I was transported from a dismal, gray world into a super-saturated realm where everything came into sharp focus. The sand was blindingly white and powdery soft. The water shifted from the palest shade of baby blue to a rich aquamarine with glints of sunlight reflected on its surface. But the best part was the lack of people and establishments except for a few thatched nipa huts on the shoreline.
The morning was spent taking a dip, walking along the 1.2 kilometer long stretch of beach, lazing about, and chatting with companions. Later during the day, I spotted several local children playing on the shore. From afar the children seemed to be entangled in nets. Up close, I found out that they had covered themselves in vines from the plants growing near the mangroves. They laughed as they ran towards the water, resembling curious-looking grass creatures.
On the far side of the shoreline, I saw a boy gliding by near the coast aboard a makeshift skimboard, as agile as any skateboarder on our busy street back in Manila.
“May mga bisita naman pag weekends lalo na pag summer,” said island local Danilo, as he split open fresh coconuts for us to drink in the afternoon. “May iba tumatagal ng 2 – 3 araw.” But most of the weekdays, the beach remains empty and visitors who camp out have the place to themselves.
He informed me that there’s no electricity on the island. While there’s a village on the other side, about a 30-minute walk from where we were, the community relies on generators, which “aren’t exactly turned on everyday.” There’s no mobile phone signal either, save for a tiny patch of land on top of a hill called the “phone booth” which one must trek to if one needs to make a phone call. But why would you want do that when you can just swim in the crystal-clear waters or swing on a hammock while admiring the view?

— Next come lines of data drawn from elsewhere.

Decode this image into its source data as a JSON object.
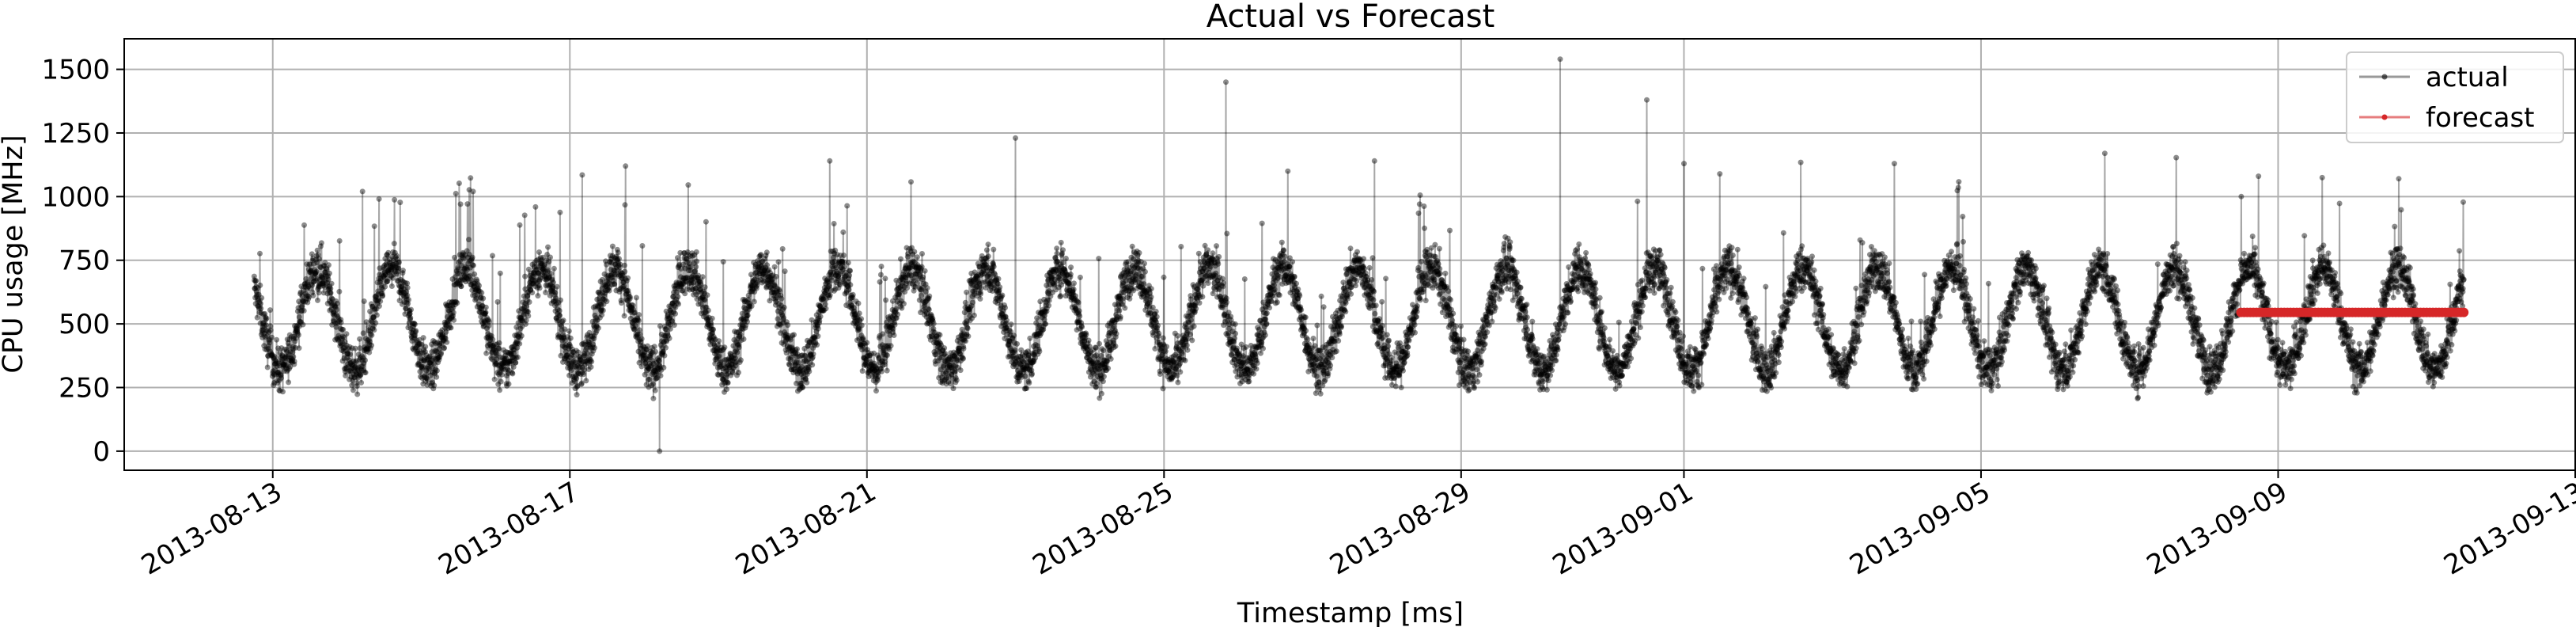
{
  "chart_data": {
    "type": "line",
    "title": "Actual vs Forecast",
    "xlabel": "Timestamp [ms]",
    "ylabel": "CPU usage [MHz]",
    "x_type": "date",
    "xlim": [
      "2013-08-11",
      "2013-09-13"
    ],
    "ylim": [
      -75,
      1620
    ],
    "x_ticks": [
      "2013-08-13",
      "2013-08-17",
      "2013-08-21",
      "2013-08-25",
      "2013-08-29",
      "2013-09-01",
      "2013-09-05",
      "2013-09-09",
      "2013-09-13"
    ],
    "y_ticks": [
      0,
      250,
      500,
      750,
      1000,
      1250,
      1500
    ],
    "grid": true,
    "legend": {
      "placement": "top-right",
      "entries": [
        "actual",
        "forecast"
      ]
    },
    "series": [
      {
        "name": "actual",
        "color": "#000000",
        "x_start": "2013-08-12 18:00",
        "x_end": "2013-09-11 12:00",
        "sample_interval_minutes": 5,
        "baseline": 520,
        "daily_amplitude": 200,
        "noise": 55,
        "approx_peaks": [
          {
            "x": "2013-08-14 05:00",
            "y": 1020
          },
          {
            "x": "2013-08-17 04:00",
            "y": 1085
          },
          {
            "x": "2013-08-17 18:00",
            "y": 1120
          },
          {
            "x": "2013-08-18 05:00",
            "y": 0
          },
          {
            "x": "2013-08-20 12:00",
            "y": 1140
          },
          {
            "x": "2013-08-23 00:00",
            "y": 1230
          },
          {
            "x": "2013-08-25 20:00",
            "y": 1450
          },
          {
            "x": "2013-08-26 16:00",
            "y": 1100
          },
          {
            "x": "2013-08-27 20:00",
            "y": 1140
          },
          {
            "x": "2013-08-30 08:00",
            "y": 1540
          },
          {
            "x": "2013-08-31 12:00",
            "y": 1380
          },
          {
            "x": "2013-09-01 00:00",
            "y": 1130
          },
          {
            "x": "2013-09-03 20:00",
            "y": 1130
          },
          {
            "x": "2013-09-06 16:00",
            "y": 1170
          },
          {
            "x": "2013-09-10 15:00",
            "y": 1070
          }
        ]
      },
      {
        "name": "forecast",
        "color": "#d62728",
        "x_start": "2013-09-08 12:00",
        "x_end": "2013-09-11 12:00",
        "sample_interval_hours": 1,
        "value": 545
      }
    ]
  }
}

Later in the afternoon, Art and I took a walk on the beach, leaving a trail of footprints behind in the fine sand. The soft turf gave way to kamote fields, muddy paths and waist-high cogon grass as we hiked up a steep hill to get a view of the two sides of the island. We met a farmer who told us that we’d have to navigate through a thick forest if we still wanted to reach the highest point of the hill. “Dapat kaninang hapon pa kayo umakyat, padilim na ” he said, as he headed down.
We met up with the rest of the group on their way to the community. Black crows flew overhead and roosted on the fishing boats docked on the shore as Danilo showed up with a huge tanigue just caught by one of the fishermen. It made up most of the feast later that night. Half the fish is grilled in thick slabs, while part of it including the head is stewed in gata grated from a coconut just picked from one of the trees.
Since there are no restaurants or resorts on the beach, all of the food, except the fish, was brought by our tour guides and cooked on the island. We feasted on fresh fish, inihaw na liempo, sinantolan, and laing, sisig, and slices of pineapple with just the flickering bonfire and a few tiny flashlights propped up on the nipa hut roof of a wooden table on the camping grounds providing light.
That night, the sky was clearer than any night sky I’ve seen in a long time. The constellations shone like the fireflies glittering in the nearby trees. The sky and swaying fronds of the coconut trees were visible through the windows of the tent flaps which we left open to let the wind in. I fell asleep with the sound of the waves gently crashing to the shore and woke up to the same soothing sound.
I have to admit that I was hesitant to write about Calaguas for selfish reasons. Ever since this slice of paradise has been featured in blogs and media, it’s becoming increasingly popular and more and more tourists have been coming in, leaving their trash behind. Once perfect places like Boracay and Puerto Galera bear the ugly scars of over-development. Hopefully, travelers can do their part to minimize the impact of travel and keep all the beaches in the country as clean as possible. If you ever find yourself in Calaguas, please remember to leave nothing but footprints.